Geograficamente, o INE indica que a maior progressão salarial média acontece na região centro (mais 4,6%, para 850 euros) e no norte (mais 3,5%, para 827 euros líquidos).

Na região da Grande Lisboa, a subida do salário médio ficou ligeiramente abaixo da média nacional (mais 3,4%, até 1032 euros). No Algarve a subida foi parecida (mais 3,3%, para 837 euros). O terceiro pior registo na atualização salarial acontece na região do Alentejo, onde o salário médio avançou apenas 1,8%, até 838 euros líquidos mensais.

Nos Açores, o salário médio caiu 1,6%, para 788 euros. Na Madeira o salário médio estagnou (0%, ficou nos 796 euros).

Desemprego estabilizou

O inquérito ao emprego do terceiro trimestre mostra que o mercado de trabalho continuou a melhorar de forma genérica, embora se encontrem alguns atritos. Por exemplo, a taxa de desemprego nacional estabilizou nos 6,7% da população ativa. Interrompeu-se assim um ciclo de descidas, que durava há dois anos e meio.
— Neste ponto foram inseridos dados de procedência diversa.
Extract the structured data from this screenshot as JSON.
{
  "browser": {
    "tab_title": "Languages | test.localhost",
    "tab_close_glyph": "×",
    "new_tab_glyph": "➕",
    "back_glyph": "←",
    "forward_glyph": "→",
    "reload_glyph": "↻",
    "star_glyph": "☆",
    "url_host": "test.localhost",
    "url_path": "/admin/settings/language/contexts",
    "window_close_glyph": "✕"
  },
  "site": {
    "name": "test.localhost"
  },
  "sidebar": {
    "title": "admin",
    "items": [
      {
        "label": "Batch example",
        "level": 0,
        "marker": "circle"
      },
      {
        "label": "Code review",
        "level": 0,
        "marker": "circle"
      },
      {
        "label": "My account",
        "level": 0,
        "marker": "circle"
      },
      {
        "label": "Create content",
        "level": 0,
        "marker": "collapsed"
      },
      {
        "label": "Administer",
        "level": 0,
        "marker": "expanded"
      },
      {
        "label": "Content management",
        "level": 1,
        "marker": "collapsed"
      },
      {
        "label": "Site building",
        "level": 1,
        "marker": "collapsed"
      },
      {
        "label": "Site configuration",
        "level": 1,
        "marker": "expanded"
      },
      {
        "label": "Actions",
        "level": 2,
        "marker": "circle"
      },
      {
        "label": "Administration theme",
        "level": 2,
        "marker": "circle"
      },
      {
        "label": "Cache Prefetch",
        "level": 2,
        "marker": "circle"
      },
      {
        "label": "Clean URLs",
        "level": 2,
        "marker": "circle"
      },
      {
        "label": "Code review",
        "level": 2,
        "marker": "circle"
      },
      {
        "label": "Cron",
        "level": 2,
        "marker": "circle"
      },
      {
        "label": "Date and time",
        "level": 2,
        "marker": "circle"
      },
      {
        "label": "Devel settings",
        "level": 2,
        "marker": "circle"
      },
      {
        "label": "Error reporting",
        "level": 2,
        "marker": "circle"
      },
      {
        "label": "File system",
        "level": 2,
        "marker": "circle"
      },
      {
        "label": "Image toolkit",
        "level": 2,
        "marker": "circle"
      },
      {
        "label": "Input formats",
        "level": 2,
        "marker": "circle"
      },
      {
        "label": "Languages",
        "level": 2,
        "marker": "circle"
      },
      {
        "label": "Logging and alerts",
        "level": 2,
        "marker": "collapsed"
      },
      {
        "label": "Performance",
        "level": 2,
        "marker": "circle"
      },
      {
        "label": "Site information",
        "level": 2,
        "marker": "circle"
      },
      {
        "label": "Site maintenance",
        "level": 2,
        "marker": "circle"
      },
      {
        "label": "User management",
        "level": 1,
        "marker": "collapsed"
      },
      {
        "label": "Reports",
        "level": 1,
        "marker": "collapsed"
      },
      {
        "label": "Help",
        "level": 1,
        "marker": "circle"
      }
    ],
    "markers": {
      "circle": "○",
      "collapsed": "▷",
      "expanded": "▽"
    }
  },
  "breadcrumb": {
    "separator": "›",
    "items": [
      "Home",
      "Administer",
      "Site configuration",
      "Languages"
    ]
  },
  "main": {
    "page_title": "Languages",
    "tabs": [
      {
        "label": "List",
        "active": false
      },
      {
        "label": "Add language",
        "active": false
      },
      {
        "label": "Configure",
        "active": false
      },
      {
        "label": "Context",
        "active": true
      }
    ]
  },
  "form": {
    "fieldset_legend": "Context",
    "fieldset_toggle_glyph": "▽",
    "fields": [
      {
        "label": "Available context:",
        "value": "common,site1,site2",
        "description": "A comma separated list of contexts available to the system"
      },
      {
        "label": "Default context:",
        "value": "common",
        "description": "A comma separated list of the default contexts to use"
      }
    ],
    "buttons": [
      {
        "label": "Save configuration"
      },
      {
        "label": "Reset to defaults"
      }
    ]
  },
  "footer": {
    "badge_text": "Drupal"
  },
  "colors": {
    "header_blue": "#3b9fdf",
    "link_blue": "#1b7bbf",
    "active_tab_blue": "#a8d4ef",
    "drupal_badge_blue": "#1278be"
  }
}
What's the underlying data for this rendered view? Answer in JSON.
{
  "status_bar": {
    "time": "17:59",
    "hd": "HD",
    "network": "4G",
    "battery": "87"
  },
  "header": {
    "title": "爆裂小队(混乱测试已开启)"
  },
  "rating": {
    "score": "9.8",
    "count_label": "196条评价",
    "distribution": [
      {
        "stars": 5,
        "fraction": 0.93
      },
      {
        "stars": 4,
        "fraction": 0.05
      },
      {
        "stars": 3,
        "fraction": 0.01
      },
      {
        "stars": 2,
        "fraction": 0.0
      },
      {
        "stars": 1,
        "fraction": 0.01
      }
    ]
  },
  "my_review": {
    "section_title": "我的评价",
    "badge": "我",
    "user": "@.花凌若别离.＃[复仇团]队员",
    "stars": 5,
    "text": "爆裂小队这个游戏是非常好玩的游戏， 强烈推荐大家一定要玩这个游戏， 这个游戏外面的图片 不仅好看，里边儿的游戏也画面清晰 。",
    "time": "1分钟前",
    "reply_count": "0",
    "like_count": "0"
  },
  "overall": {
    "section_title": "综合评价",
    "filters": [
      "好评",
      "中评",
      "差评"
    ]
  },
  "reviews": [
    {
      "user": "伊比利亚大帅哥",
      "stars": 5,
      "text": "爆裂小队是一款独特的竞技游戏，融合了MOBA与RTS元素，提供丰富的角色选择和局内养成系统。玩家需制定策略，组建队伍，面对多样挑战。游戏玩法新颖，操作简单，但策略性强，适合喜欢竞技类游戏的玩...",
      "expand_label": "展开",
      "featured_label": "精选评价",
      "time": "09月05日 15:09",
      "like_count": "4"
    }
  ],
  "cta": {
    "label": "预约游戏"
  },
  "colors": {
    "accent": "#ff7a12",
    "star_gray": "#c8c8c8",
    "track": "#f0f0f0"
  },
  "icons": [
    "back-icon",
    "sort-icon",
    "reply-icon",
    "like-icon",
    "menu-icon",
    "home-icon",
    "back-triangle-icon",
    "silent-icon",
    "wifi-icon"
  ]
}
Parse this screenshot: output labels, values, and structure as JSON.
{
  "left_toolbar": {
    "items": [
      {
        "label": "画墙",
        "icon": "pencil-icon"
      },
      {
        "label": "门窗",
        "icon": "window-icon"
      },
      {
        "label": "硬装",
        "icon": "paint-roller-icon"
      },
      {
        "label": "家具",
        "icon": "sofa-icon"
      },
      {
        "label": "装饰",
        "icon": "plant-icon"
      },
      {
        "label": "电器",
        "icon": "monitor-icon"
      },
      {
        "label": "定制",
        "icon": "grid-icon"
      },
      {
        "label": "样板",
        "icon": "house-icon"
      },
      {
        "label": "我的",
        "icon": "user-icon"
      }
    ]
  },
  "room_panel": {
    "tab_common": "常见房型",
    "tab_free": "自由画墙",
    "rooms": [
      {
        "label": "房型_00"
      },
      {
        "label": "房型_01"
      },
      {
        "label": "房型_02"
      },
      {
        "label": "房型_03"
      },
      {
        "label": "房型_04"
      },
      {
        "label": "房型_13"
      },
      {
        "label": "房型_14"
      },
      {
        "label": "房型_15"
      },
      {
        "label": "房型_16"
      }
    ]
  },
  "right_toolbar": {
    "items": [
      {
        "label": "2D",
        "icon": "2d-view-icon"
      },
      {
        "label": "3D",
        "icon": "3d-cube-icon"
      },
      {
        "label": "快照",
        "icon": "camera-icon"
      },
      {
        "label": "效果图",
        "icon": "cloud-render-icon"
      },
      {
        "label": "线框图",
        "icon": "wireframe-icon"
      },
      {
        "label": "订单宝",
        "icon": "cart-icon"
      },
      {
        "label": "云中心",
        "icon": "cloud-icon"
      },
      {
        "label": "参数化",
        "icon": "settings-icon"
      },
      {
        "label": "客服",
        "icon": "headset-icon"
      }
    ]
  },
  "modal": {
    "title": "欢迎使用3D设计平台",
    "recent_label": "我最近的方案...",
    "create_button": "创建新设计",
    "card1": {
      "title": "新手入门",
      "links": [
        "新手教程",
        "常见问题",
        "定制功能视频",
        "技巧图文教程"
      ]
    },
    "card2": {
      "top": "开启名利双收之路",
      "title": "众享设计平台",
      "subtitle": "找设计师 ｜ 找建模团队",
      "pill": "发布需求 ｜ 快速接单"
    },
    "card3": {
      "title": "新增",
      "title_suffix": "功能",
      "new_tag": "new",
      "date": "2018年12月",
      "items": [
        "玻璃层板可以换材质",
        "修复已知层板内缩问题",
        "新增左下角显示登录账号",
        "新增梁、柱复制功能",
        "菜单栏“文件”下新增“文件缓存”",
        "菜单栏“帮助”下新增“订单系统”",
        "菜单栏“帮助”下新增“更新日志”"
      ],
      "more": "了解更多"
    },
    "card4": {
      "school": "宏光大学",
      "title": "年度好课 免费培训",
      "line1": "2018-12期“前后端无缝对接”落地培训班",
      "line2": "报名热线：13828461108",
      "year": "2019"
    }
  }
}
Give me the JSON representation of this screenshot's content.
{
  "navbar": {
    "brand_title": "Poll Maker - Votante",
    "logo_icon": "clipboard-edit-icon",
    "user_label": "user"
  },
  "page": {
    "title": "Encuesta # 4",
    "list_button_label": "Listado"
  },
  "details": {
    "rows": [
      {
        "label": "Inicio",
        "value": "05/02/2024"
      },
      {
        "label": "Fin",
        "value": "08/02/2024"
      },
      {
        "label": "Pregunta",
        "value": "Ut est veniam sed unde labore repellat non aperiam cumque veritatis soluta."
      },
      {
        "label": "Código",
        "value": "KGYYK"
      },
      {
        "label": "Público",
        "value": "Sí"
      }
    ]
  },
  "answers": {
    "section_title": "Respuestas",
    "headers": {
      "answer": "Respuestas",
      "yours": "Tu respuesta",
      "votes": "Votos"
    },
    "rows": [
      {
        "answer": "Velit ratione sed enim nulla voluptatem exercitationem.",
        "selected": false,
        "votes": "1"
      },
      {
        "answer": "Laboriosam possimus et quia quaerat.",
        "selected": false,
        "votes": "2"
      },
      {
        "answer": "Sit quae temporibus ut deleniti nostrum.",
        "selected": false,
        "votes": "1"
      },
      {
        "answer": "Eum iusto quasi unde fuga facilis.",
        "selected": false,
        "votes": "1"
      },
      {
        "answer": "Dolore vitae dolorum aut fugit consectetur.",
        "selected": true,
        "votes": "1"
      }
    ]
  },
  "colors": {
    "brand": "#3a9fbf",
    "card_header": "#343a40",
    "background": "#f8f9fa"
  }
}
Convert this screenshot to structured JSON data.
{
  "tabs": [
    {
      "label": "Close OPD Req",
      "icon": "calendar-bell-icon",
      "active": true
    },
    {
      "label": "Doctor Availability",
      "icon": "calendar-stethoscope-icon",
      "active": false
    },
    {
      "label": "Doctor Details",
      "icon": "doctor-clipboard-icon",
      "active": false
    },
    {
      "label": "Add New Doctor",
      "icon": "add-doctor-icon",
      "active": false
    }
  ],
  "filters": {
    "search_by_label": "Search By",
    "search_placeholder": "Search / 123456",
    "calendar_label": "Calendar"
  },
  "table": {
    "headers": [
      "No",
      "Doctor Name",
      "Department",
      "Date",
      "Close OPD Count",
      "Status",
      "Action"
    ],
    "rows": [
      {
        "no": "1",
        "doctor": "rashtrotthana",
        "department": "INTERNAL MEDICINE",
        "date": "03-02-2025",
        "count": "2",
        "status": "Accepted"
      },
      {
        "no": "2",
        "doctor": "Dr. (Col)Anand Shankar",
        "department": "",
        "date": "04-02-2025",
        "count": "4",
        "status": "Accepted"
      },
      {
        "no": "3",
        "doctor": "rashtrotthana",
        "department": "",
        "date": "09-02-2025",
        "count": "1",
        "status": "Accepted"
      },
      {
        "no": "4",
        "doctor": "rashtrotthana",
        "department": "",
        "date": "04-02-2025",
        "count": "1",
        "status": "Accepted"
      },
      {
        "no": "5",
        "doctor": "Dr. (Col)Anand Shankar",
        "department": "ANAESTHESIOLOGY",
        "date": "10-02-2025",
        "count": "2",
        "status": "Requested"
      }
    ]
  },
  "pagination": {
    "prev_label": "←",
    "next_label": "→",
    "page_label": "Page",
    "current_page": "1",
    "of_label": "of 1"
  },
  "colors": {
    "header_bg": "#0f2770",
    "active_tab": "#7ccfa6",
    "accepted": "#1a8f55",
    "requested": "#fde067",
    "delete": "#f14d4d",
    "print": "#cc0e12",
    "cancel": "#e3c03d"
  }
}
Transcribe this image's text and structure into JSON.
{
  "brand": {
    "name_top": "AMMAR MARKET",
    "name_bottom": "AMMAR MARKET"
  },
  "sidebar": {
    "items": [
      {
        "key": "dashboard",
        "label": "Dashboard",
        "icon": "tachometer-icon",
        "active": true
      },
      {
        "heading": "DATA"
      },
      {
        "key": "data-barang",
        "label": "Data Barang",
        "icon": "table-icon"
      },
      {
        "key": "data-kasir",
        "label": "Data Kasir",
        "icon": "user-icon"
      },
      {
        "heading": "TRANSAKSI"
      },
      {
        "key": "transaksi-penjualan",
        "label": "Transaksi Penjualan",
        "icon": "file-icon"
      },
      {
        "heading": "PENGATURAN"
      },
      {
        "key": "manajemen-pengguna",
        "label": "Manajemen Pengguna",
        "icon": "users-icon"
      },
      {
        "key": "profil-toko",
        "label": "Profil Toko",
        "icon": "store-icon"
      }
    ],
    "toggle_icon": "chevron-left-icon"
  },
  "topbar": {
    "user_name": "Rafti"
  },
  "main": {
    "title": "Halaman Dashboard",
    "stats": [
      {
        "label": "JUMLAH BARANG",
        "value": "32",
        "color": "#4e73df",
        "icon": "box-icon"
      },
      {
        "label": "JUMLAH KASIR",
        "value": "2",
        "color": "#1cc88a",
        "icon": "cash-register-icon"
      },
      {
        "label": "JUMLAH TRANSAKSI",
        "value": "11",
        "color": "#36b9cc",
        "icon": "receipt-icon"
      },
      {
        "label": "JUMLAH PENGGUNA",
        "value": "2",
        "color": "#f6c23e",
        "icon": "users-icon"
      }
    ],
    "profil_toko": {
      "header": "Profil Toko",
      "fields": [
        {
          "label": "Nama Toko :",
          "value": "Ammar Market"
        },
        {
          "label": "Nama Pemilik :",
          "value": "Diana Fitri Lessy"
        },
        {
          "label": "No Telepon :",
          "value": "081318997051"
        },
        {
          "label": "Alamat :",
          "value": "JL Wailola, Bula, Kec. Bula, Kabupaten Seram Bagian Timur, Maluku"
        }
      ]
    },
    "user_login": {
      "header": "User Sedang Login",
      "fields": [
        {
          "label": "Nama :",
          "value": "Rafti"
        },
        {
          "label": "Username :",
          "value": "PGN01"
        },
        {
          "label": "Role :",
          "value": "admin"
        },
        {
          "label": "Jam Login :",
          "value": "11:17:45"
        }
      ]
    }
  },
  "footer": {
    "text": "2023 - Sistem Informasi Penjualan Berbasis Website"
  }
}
Este é também um dos valores mais baixos dos últimos 17 anos. «A população desempregada, estimada em 352,7 mil pessoas, manteve-se praticamente inalterada em relação ao trimestre precedente, interrompendo as diminuições trimestrais observadas desde o 2.º trimestre de 2016».

Por outro lado, «a taxa de desemprego dos jovens (15 a 24 anos) subiu para 20%».